Copyright: © the authors; licensee ecancermedicalscience. This is an Open Access article distributed under the terms of the Creative Commons Attribution License (http://creativecommons.org/licenses/by/4.0), which permits unrestricted use, distribution, and reproduction in any medium, provided the original work is properly cited.
Introduction
Down syndrome is the most common chromosomal disorder with an incidence of 1 in 700 births in the United States. It is associated with an increased risk for certain medical conditions including childhood leukaemia [1]. There is a 10–20-fold increased risk of developing acute leukaemia in children with DS, with a cumulative risk of 2.1% at the age of 5 years [2, 3]. Leukaemia is one of the most common causes of mortality in patients with DS [3]. The prognosis of Down syndrome-acute lymphoblastic leukaemia (DS-ALL) has been considered poorer as compared to non-DS-ALL [5–7], but the recent trials have shown excellent long-term survival of children with DS-ALL and increased rate of toxicity [8, 9]. Down syndrome-acute myeloid leukaemia (DS-AML), on the other hand, is known for its favourable outcome [10–15]. In the past few decades, the life expectancy of DS has dramatically increased in the developed world [1]. Developing countries, like Pakistan, are yet far away from these goals. The most important milestone lacking, in this regard, is the basic statistics of the disease and research. There are limited data available from developing countries regarding DS with childhood acute leukaemia.
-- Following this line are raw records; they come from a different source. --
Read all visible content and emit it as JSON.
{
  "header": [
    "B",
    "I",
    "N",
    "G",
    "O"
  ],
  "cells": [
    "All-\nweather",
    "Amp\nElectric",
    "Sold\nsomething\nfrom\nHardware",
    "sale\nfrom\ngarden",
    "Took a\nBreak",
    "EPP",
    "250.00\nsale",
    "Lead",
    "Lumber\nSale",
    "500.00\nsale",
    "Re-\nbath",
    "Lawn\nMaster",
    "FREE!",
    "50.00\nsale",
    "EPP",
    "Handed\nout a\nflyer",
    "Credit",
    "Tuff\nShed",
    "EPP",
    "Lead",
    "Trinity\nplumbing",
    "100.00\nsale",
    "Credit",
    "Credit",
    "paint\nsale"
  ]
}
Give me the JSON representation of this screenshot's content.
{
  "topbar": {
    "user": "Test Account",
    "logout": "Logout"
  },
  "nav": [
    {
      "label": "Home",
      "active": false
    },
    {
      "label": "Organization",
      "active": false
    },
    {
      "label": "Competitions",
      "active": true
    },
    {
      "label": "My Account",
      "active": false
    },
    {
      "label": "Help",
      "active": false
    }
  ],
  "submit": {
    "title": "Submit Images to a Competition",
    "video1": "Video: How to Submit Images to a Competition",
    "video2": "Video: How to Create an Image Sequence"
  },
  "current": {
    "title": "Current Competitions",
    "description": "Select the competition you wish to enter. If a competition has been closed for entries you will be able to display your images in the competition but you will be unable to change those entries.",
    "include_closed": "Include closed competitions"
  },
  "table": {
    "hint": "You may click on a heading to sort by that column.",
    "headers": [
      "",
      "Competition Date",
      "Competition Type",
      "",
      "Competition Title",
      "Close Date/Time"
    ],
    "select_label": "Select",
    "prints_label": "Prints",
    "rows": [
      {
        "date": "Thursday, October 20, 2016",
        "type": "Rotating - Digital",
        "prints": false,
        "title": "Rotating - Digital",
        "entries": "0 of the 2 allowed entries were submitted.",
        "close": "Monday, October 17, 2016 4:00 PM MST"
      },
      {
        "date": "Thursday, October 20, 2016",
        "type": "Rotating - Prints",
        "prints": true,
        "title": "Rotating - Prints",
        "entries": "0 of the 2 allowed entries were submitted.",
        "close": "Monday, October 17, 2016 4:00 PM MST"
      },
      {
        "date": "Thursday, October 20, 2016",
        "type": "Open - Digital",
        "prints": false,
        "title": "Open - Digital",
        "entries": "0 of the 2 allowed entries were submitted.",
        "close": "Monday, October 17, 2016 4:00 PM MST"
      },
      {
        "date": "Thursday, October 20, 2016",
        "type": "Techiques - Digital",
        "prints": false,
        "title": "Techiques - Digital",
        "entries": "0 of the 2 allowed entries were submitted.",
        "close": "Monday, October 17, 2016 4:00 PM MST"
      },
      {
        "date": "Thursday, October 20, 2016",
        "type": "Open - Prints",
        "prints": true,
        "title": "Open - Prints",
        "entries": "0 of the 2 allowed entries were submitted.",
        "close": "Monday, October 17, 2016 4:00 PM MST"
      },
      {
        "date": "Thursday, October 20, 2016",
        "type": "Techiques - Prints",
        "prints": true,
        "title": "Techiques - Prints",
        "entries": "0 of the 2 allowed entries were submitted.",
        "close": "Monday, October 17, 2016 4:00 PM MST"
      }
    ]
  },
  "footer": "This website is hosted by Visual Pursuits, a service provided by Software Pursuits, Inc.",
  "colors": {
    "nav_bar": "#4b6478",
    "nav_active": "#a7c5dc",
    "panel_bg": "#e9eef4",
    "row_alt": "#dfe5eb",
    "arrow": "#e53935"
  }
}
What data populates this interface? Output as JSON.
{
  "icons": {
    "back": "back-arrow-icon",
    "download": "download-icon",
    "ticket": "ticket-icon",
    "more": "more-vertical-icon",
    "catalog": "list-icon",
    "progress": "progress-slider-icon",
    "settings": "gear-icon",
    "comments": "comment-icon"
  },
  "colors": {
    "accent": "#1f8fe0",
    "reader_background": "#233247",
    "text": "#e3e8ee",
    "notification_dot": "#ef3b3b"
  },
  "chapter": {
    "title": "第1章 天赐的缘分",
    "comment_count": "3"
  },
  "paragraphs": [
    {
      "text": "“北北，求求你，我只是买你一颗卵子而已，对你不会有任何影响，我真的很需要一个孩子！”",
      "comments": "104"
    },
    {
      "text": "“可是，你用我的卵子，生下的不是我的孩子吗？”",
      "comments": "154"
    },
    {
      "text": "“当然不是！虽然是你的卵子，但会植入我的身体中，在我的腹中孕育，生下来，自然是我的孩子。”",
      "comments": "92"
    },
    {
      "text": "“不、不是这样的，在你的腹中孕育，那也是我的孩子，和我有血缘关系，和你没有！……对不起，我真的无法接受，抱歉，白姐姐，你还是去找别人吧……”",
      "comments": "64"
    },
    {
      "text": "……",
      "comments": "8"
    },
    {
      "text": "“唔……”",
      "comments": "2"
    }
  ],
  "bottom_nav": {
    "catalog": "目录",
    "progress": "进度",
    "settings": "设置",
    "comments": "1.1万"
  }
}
The objective of this study was to determine the frequency of DS-associated paediatric leukaemia among all paediatric leukaemia cases, including the outcome, factors associated with outcome and the causes of mortality in patients with DS with paediatric acute leukaemia in our country.
Materials and methods
This was an observational; retrospective, cohort study conducted in the Department of Paediatric Haematology/Oncology at the Children’s Hospital, Lahore, Pakistan. Approval from the institutional ethical committee was taken. The data was collected retrospectively over a 2-year period, i.e., from January 2017 to December 2018. All children of DS, aged more than 1 year and less than 16 years, newly diagnosed with acute leukaemia, from January 2017 to December 2018, were included in the study. Patients not having DS, aged less than 1 year and/or with transient abnormal myelopoiesis/transient myeloproliferative disorder were excluded from the study. The data was collected retrospectively from ward records and the study cohort was followed up till July 2021 regarding the outcome of the cohort in terms of disease-free survival/overall survival. The data were analysed in terms of descriptive statistics with SPSS version 20.0. The range of the observation time was 31–54 months after diagnosis and the mean time of observation was 42.5 months after diagnosis. Chi-square test was applied for the determination of p-values, and the survival outcome was analysed with the Kaplan–Meier method and the log-rank test.
The Paediatric Haematology/Oncology Unit at the Children’s Hospital, Lahore, is Pakistan’s largest, public sector, 100-bedded subspecialty unit. It offers treatment and palliative care, free of cost, to paediatric patients with all kinds of malignant disorders, from all over the country, as well as from the neighbouring country, Afghanistan.
DS-ALL patients were treated as per UKALL2011 trial [16], while DS-AML patients were treated as per COG A2971 [17] protocol. Supportive care was given to all patients as per the treatment protocols. Tumour lysis syndrome prophylaxis was given to all patients on admission and pneumocystis jiroveci prophylaxis (trimethoprim–sulfamethoxazole) was given to all patients throughout the treatment. Antibiotic prophylaxis with fluoroquinolones was not given to any patient.
Operational definitions
Down syndrome: Patients with DS were diagnosed based on clinical features and/or karyotype suggestive of DS.
Acute leukaemia: Patients with acute leukaemia were diagnosed based on flow cytometry with immunophenotype suggestive of various types of acute leukaemia.
Sepsis: Sepsis was defined as clinical or laboratory evidence of infection with systemic inflammatory response syndrome.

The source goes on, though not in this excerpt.